Bus tour to shine spotlight on endangered historic schools in Cedar Rapids
23
Sep 2019

Bus tour to shine spotlight on endangered historic schools in Cedar Rapids

Arthur Elementary School will be the start of a bus tour of historic Cedar Rapids schools led by Mark Stoffer Hunter on Friday, Oct. 11, 2019. (photo/Cindy Hadish)

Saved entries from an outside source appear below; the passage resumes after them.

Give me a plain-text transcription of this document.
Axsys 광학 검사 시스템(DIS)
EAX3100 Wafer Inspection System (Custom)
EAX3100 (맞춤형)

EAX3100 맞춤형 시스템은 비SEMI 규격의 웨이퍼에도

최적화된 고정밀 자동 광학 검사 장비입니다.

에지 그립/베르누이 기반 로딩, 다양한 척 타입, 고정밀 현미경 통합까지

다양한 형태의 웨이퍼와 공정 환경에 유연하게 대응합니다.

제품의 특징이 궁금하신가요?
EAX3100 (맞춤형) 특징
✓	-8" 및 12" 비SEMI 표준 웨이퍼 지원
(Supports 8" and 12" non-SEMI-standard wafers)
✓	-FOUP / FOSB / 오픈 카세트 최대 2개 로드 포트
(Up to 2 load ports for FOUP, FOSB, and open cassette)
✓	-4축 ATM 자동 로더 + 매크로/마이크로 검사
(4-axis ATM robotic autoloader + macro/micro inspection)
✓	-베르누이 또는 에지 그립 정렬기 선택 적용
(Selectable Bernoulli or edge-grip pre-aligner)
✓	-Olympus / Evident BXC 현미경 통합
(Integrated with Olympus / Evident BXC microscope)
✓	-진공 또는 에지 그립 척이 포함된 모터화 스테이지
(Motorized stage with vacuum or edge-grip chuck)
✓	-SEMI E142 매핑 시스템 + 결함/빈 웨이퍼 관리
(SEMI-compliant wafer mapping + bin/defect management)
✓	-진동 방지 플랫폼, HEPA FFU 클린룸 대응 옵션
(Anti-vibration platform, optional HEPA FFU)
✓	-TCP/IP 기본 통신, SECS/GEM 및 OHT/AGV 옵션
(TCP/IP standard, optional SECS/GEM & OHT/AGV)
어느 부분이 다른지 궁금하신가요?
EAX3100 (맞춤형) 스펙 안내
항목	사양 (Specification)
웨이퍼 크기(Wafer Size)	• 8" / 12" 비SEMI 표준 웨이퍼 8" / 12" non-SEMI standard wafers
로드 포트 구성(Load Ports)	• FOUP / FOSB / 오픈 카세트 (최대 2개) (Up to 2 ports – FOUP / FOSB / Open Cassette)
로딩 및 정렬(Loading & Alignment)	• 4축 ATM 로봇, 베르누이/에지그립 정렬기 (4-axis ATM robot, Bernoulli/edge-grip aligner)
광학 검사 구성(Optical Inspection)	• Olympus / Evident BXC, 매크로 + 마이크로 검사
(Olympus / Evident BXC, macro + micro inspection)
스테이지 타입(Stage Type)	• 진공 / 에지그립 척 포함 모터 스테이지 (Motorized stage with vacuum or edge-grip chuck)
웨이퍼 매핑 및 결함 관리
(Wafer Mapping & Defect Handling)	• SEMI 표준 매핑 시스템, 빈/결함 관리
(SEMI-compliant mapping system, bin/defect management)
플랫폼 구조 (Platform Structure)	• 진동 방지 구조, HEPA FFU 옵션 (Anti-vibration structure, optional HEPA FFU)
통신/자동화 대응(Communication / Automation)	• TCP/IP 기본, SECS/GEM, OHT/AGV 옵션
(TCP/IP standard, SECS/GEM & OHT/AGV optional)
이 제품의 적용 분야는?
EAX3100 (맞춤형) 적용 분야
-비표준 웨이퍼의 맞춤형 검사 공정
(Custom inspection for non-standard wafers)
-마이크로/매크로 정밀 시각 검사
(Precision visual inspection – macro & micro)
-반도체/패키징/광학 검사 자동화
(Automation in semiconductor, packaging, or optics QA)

NOTE: Tickets for the School Bus Tour with Mark Stoffer Hunter will be sold for $10 each on a first-come, first-served basis during the Save CR Heritage PopUp Shop salvage sale at NewBo City Market, 1100 Third St. SE. Hours are 10 a.m.-8 p.m. Friday, Sept. 27 & Oct. 4; 10 a.m.-6 p.m. Saturday, Sept. 28 & Oct. 5 and 10 a.m.-4 p.m. Sunday, Sept. 29 & Oct. 6. Tour admission is free for “card-carrying” Save CR Heritage members, but members must RSVP. Send an email to: SaveCRHeritage@gmail.com. Memberships will be sold during the salvage sale for $25 each. Once seats fill, no passengers can be added. The tour is Friday, Oct. 11, starting at 4 p.m. at Arthur Elementary, 2630 B Ave. NE. See inside the more than century-old school! An actual school bus will take tour-goers past historic Cedar Rapids schools starting at 4:30 p.m. and 5:30 p.m.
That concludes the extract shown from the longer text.